Menurut Mukdas Sofian, petugas Pos Pantau Gunung Semeru, asap kawah tidak teramati. Cuaca cerah dan berawan, dan angin bertiup lemah ke arah barat daya. Letusan dalam aktivitas gunung berapi ini berdurasi rata-rata 75 hingga 203 detik, dengan embusan beramplitudo sejauh 6 milimeter.
Petugas mengimbau masyarakat tidak beraktivitas di sektor tenggara sepanjang Besuk Kobokan hingga 13 kilometer dari puncak, serta menghindari radius 500 meter dari tepi sungai di sepanjang Besuk Kobokan karena berpotensi terlanda perluasan awan panas dan aliran lahar hingga jarak 17 kilometer dari puncak.
Gunung Semeru masih berada pada status Siaga (Level III).

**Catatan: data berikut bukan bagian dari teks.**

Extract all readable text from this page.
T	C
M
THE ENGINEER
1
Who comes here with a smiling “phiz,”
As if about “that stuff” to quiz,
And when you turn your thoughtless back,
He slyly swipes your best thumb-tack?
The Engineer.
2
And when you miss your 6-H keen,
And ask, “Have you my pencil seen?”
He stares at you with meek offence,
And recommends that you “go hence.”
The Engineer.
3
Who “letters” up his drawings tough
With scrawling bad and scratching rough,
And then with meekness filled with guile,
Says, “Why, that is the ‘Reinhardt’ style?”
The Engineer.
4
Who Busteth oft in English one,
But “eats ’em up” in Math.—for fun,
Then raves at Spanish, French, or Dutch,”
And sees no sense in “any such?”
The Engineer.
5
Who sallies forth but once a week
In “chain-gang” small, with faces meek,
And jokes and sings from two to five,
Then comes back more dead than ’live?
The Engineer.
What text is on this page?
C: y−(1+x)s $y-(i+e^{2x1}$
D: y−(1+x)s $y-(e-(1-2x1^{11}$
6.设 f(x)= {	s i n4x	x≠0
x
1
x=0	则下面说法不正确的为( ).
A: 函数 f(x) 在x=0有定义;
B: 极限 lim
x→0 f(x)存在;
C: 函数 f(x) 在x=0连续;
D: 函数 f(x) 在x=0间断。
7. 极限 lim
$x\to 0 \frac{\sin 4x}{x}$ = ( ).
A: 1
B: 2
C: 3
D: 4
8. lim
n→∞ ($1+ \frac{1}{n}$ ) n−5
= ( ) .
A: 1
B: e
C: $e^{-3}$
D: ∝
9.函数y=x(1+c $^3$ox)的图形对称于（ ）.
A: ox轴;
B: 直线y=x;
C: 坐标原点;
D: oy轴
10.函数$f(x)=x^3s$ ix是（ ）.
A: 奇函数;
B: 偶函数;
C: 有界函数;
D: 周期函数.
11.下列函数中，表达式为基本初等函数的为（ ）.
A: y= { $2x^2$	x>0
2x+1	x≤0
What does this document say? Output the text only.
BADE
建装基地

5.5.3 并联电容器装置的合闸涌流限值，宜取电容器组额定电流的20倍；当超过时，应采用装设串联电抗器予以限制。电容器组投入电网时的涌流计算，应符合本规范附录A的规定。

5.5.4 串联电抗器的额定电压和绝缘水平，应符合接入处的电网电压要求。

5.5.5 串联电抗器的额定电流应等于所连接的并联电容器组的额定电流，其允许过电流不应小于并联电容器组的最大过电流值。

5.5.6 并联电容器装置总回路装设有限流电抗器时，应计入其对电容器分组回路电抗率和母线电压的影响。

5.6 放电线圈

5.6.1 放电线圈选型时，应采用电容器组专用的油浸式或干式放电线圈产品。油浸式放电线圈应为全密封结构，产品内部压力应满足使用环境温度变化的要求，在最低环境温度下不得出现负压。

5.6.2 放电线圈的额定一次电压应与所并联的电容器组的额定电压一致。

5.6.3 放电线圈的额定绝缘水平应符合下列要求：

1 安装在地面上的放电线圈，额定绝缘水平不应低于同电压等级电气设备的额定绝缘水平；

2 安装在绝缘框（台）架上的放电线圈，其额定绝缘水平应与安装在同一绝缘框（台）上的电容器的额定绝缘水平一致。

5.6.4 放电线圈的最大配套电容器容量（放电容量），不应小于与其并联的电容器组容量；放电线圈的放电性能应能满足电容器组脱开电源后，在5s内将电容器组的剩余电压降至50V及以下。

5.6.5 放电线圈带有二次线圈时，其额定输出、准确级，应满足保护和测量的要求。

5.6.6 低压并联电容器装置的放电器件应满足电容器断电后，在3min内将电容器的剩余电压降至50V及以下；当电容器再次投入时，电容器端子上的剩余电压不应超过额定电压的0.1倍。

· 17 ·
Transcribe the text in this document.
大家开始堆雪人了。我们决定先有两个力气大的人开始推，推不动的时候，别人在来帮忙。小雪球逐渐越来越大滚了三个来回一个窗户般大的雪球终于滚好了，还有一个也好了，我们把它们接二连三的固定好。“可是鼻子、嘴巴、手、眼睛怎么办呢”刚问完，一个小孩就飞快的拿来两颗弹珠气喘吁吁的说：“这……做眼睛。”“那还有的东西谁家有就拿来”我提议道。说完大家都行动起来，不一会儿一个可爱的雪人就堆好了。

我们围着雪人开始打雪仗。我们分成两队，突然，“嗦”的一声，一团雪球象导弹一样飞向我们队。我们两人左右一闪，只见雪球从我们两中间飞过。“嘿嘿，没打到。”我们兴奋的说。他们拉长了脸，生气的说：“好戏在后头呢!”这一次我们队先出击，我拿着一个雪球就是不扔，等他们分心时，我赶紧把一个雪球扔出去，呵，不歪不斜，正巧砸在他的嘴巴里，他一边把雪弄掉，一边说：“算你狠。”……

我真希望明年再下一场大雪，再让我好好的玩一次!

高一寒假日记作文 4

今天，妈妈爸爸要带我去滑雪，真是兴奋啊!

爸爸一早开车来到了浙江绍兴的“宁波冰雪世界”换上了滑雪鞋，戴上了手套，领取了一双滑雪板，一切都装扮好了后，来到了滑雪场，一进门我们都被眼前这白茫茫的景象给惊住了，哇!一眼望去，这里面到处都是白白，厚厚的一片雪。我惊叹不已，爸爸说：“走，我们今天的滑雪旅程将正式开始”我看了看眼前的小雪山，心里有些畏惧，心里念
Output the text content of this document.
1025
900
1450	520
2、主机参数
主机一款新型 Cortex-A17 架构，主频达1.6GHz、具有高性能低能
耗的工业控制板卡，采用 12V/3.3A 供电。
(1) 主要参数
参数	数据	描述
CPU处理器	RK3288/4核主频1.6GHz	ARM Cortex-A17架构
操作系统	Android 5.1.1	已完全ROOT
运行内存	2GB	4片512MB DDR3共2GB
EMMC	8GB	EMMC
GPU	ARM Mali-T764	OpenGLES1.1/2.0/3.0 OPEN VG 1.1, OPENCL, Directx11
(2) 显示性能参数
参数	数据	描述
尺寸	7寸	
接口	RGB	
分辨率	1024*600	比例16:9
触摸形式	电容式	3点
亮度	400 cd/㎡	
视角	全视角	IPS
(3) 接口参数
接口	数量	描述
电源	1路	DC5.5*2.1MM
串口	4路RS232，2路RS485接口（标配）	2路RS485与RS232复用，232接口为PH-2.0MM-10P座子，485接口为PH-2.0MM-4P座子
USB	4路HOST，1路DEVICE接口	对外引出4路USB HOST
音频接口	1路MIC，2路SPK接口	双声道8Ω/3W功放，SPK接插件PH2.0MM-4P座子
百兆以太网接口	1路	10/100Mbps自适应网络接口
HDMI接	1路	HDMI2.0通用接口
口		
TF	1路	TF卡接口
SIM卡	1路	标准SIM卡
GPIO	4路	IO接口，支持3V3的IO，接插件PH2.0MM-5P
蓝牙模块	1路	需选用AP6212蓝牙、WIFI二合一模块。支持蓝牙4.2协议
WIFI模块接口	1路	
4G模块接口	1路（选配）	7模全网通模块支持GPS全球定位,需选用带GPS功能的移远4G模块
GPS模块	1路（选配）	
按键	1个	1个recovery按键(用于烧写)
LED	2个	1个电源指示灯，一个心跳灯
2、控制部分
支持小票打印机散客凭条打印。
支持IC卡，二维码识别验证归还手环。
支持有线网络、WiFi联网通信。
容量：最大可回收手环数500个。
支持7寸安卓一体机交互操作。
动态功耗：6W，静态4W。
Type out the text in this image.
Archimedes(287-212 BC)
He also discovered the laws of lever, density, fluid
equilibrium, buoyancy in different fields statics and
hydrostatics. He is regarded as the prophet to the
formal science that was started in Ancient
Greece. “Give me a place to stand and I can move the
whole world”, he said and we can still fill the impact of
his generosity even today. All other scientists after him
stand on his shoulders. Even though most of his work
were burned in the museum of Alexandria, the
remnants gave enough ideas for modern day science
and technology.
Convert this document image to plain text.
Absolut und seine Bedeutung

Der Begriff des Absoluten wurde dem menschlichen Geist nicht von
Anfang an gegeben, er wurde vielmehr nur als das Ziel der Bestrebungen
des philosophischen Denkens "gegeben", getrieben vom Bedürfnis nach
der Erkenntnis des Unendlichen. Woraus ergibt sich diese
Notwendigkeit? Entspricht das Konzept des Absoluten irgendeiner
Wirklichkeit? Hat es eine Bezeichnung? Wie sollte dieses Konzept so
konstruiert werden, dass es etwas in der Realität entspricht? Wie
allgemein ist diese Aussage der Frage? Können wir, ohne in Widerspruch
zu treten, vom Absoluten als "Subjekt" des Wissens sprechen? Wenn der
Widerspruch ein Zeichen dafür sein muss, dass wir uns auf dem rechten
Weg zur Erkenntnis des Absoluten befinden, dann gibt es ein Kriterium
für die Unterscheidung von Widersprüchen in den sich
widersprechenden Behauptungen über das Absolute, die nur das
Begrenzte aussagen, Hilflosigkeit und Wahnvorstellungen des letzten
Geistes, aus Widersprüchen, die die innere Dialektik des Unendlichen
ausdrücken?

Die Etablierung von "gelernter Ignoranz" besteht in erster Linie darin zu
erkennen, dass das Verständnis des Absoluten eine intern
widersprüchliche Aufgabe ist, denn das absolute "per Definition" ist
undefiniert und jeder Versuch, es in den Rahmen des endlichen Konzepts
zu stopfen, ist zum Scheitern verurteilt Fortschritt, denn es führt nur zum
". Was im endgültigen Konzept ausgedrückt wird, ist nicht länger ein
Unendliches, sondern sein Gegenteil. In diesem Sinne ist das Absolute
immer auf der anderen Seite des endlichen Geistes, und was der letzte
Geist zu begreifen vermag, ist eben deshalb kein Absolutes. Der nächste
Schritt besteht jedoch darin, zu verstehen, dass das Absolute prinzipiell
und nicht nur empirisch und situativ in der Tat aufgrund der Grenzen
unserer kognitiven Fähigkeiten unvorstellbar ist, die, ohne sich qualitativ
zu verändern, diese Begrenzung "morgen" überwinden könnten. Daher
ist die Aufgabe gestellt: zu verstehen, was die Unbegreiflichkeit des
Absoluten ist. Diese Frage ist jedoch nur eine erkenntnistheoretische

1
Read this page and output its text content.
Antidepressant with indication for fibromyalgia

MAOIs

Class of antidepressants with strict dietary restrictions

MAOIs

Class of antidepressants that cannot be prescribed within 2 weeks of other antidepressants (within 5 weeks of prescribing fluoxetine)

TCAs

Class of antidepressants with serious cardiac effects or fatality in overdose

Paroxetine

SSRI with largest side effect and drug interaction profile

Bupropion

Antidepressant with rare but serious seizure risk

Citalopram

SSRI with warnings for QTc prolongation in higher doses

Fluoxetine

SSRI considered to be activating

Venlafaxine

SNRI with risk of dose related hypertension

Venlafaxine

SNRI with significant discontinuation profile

Masyarakat di sekitar kawasan Merapi diminta terus memantau informasi resmi dan tidak melakukan aktivitas di wilayah yang berpotensi terdampak erupsi maupun awan panas guguran.
Sementara itu, Gunung Lewotobi Laki-Laki di Nusa Tenggara Timur juga meletus beberapa kali pada Ahad, dengan letusan terbesar diperhatikan pada 10.16 pagi waktu tempatan, yang menghasilkan kepulan abu setinggi kira-kira 900 meter.
Insiden ricuh antara petugas ticketing dan pemandu wisata di Taman Nasional Bromo Tengger Semeru (TNBTS) pada Sabtu (27/6) dini hari juga terjadi. Insiden ini bermula dari adu mulut karena perbedaan jumlah tiket dengan wisatawan yang dibawa pemandu wisata.
Kepala Balai Besar TNBTS, Rudijanta Tjahja Nugraha, mengungkapkan bahwa insiden dugaan kekerasan itu berawal dari pemeriksaan dan verifikasi data pengunjung yang memasuki kawasan TNBTS oleh petugas.
Dalam proses tersebut, beberapa tiket masuk yang dibawa oleh sejumlah pelaku jasa wisata yang belum sesuai dengan jumlah pengunjung yang akan masuk kawasan TNBTS. Perbedaan jumlah wisatawan yang terdata itulah yang akhirnya memunculkan adu mulut antara petugas dan pemandu wisata.
Kericuhan tersebut akhirnya mereda, dan aktivitas pelayanan di pintu masuk kembali berjalan normal. Namun, pada pagi harinya, kericuhan susulan yang melibatkan sejumlah pelaku jasa wisata yang mendatangi area pintu masuk terjadi.
Petugas bersama unsur pengamanan segera melakukan langkah-langkah pengendalian situasi guna mencegah eskalasi lebih lanjut dan memastikan pelayanan kepada pengunjung tetap berlangsung.
Gunung Semeru dan Gunung Lewotobi Laki-Laki masih dalam pemantauan ketat, dan masyarakat di sekitar kawasan tersebut diminta untuk tetap waspada dan mengikuti instruksi dari pihak berwenang.